In Scotland, zero-hour contracts have hit record highs, with many people under employed with contracts averaging just 18.4 hours a week – far less than the stability needed to build a secure life. Labour’s promise to ban these exploitative contracts resonated deeply and will help approximately 71,000 workers in Scotland achieve secure and stable work. Coupled with a pledge to deliver a genuine living wage for 200,000 of Scotland’s lowest-paid workers, the New Deal became the Swiss army knife of our campaign: adaptable, practical, and rooted in the realities of voters’ lives.

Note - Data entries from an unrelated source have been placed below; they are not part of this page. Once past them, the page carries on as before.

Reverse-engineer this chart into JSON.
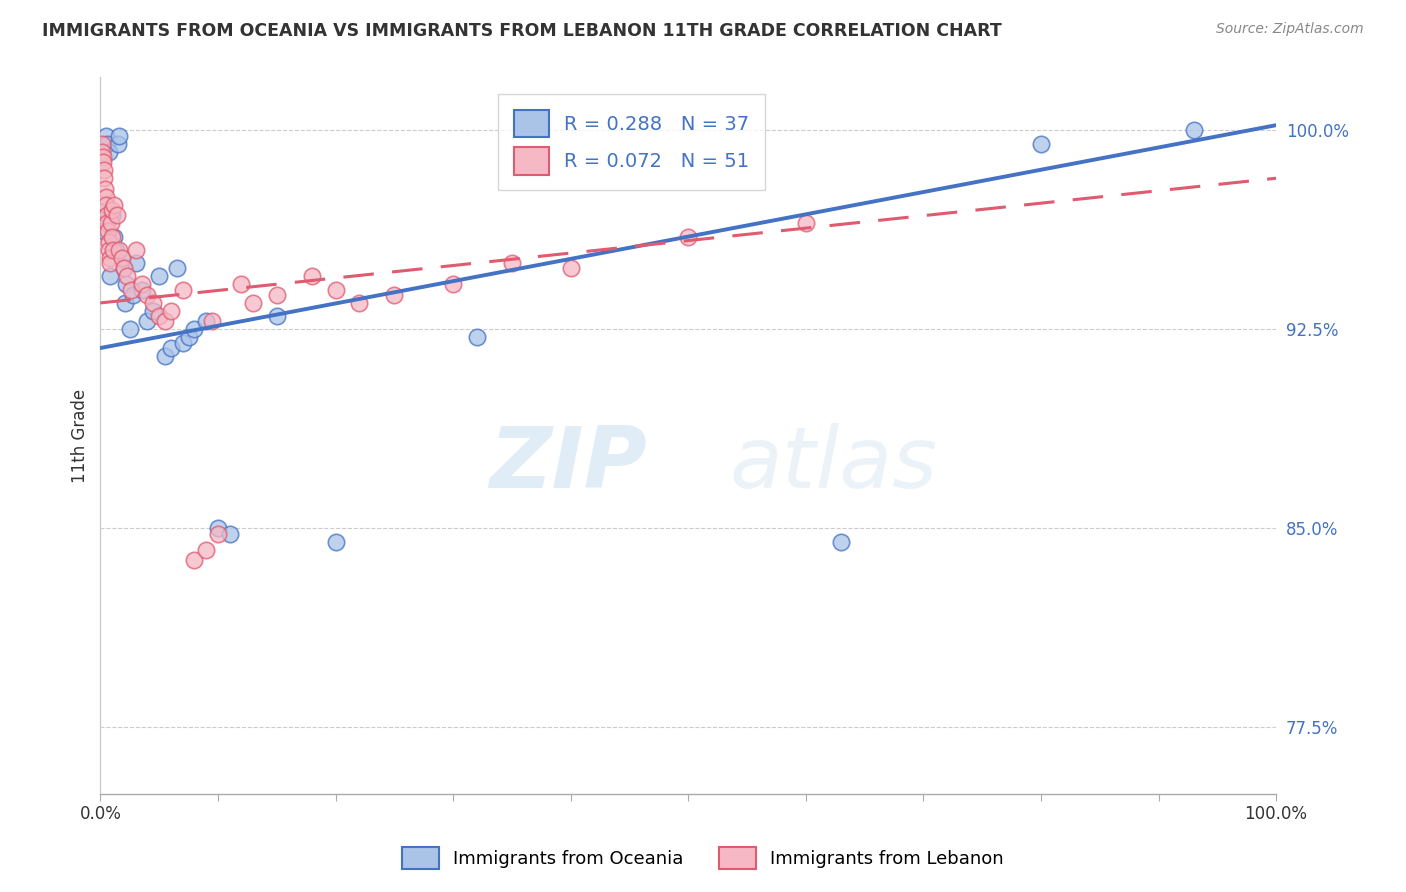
{
  "title": "IMMIGRANTS FROM OCEANIA VS IMMIGRANTS FROM LEBANON 11TH GRADE CORRELATION CHART",
  "source": "Source: ZipAtlas.com",
  "ylabel": "11th Grade",
  "xlim": [
    0.0,
    100.0
  ],
  "ylim": [
    75.0,
    102.0
  ],
  "yticks": [
    77.5,
    85.0,
    92.5,
    100.0
  ],
  "ytick_labels": [
    "77.5%",
    "85.0%",
    "92.5%",
    "100.0%"
  ],
  "xticks": [
    0.0,
    10.0,
    20.0,
    30.0,
    40.0,
    50.0,
    60.0,
    70.0,
    80.0,
    90.0,
    100.0
  ],
  "xtick_labels": [
    "0.0%",
    "",
    "",
    "",
    "",
    "",
    "",
    "",
    "",
    "",
    "100.0%"
  ],
  "legend_label1": "Immigrants from Oceania",
  "legend_label2": "Immigrants from Lebanon",
  "R1": 0.288,
  "N1": 37,
  "R2": 0.072,
  "N2": 51,
  "color_blue": "#aac4e8",
  "color_pink": "#f5b8c4",
  "line_color_blue": "#4472c4",
  "line_color_pink": "#e05a70",
  "watermark_zip": "ZIP",
  "watermark_atlas": "atlas",
  "blue_line_x0": 0,
  "blue_line_y0": 91.8,
  "blue_line_x1": 100,
  "blue_line_y1": 100.2,
  "pink_line_x0": 0,
  "pink_line_y0": 93.5,
  "pink_line_x1": 100,
  "pink_line_y1": 98.2,
  "oceania_x": [
    0.3,
    0.4,
    0.5,
    0.6,
    0.7,
    0.8,
    1.0,
    1.2,
    1.3,
    1.5,
    1.6,
    1.8,
    2.0,
    2.1,
    2.2,
    2.5,
    2.8,
    3.0,
    3.5,
    4.0,
    4.5,
    5.0,
    5.5,
    6.0,
    6.5,
    7.0,
    7.5,
    8.0,
    9.0,
    10.0,
    11.0,
    15.0,
    20.0,
    32.0,
    63.0,
    80.0,
    93.0
  ],
  "oceania_y": [
    96.2,
    97.0,
    99.8,
    99.5,
    99.2,
    94.5,
    96.8,
    96.0,
    95.5,
    99.5,
    99.8,
    95.2,
    94.8,
    93.5,
    94.2,
    92.5,
    93.8,
    95.0,
    94.0,
    92.8,
    93.2,
    94.5,
    91.5,
    91.8,
    94.8,
    92.0,
    92.2,
    92.5,
    92.8,
    85.0,
    84.8,
    93.0,
    84.5,
    92.2,
    84.5,
    99.5,
    100.0
  ],
  "lebanon_x": [
    0.1,
    0.15,
    0.2,
    0.25,
    0.3,
    0.35,
    0.4,
    0.45,
    0.5,
    0.55,
    0.6,
    0.65,
    0.7,
    0.75,
    0.8,
    0.85,
    0.9,
    0.95,
    1.0,
    1.1,
    1.2,
    1.4,
    1.6,
    1.8,
    2.0,
    2.3,
    2.6,
    3.0,
    3.5,
    4.0,
    4.5,
    5.0,
    5.5,
    6.0,
    7.0,
    8.0,
    9.0,
    9.5,
    10.0,
    12.0,
    13.0,
    15.0,
    18.0,
    20.0,
    22.0,
    25.0,
    30.0,
    35.0,
    40.0,
    50.0,
    60.0
  ],
  "lebanon_y": [
    99.5,
    99.2,
    99.0,
    98.8,
    98.5,
    98.2,
    97.8,
    97.5,
    97.2,
    96.8,
    96.5,
    96.2,
    95.8,
    95.5,
    95.2,
    95.0,
    96.5,
    97.0,
    96.0,
    95.5,
    97.2,
    96.8,
    95.5,
    95.2,
    94.8,
    94.5,
    94.0,
    95.5,
    94.2,
    93.8,
    93.5,
    93.0,
    92.8,
    93.2,
    94.0,
    83.8,
    84.2,
    92.8,
    84.8,
    94.2,
    93.5,
    93.8,
    94.5,
    94.0,
    93.5,
    93.8,
    94.2,
    95.0,
    94.8,
    96.0,
    96.5
  ]
}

Its bold policies – from day-one rights to sick pay and parental leave to ending fire-and-rehire – went beyond traditional party loyalties and cut through the noise of recent divisive constitutional debates. The New Deal wasn’t just a promise on paper; it was Labour’s vision for change and the centre of our campaign in Edinburgh North and Leith and across Scotland.
But trust, once earned, must be matched by delivery. The upcoming local elections next year and 2026 Parliamentary elections in Scotland and Wales will be a referendum on how well Labour has lived up to our promises. The introduction of the Employment Rights Bill – the biggest upgrade to workers’ rights in a generation – is a vital first step. This legislation begins to address the root causes of job insecurity and low pay, with protections from unfair dismissal, statutory sick pay from day one, and the creation of a Fair Work Agency.
For retail and hospitality workers, it means an end to exploitative zero-hour contracts. For care workers, it means the fair pay they deserve. For parents and carers, it means flexible working rights that make family life more manageable. These aren’t abstract reforms – they are tangible changes that, when implemented, will transform lives and rebuild trust with voters.
Polling shows overwhelming support for Labour’s Employment Rights Bill, with 70% of managers backing a living wage, 66% supporting day-one rights like sick pay and unfair dismissal protection and 64% agreeing that banning zero-hours contracts will benefit businesses. Across the UK, a majority of voters in every constituency back stronger workers’ rights, reflecting a clear mandate to push forward. This broad appeal strengthens the case to resist those who seek to water down or delay these much needed reforms.
The New Deal wasn’t just a campaign promise – it was a contract with voters. Now, Labour faces the challenge of delivering results that make a lasting difference. By turning pledges into action and action into trust, Labour can keep winning, undo decades of Tory and SNP chaos, and build a transformative legacy for working people across the UK. When working people thrive, Scotland thrives – and so does the rest of the country.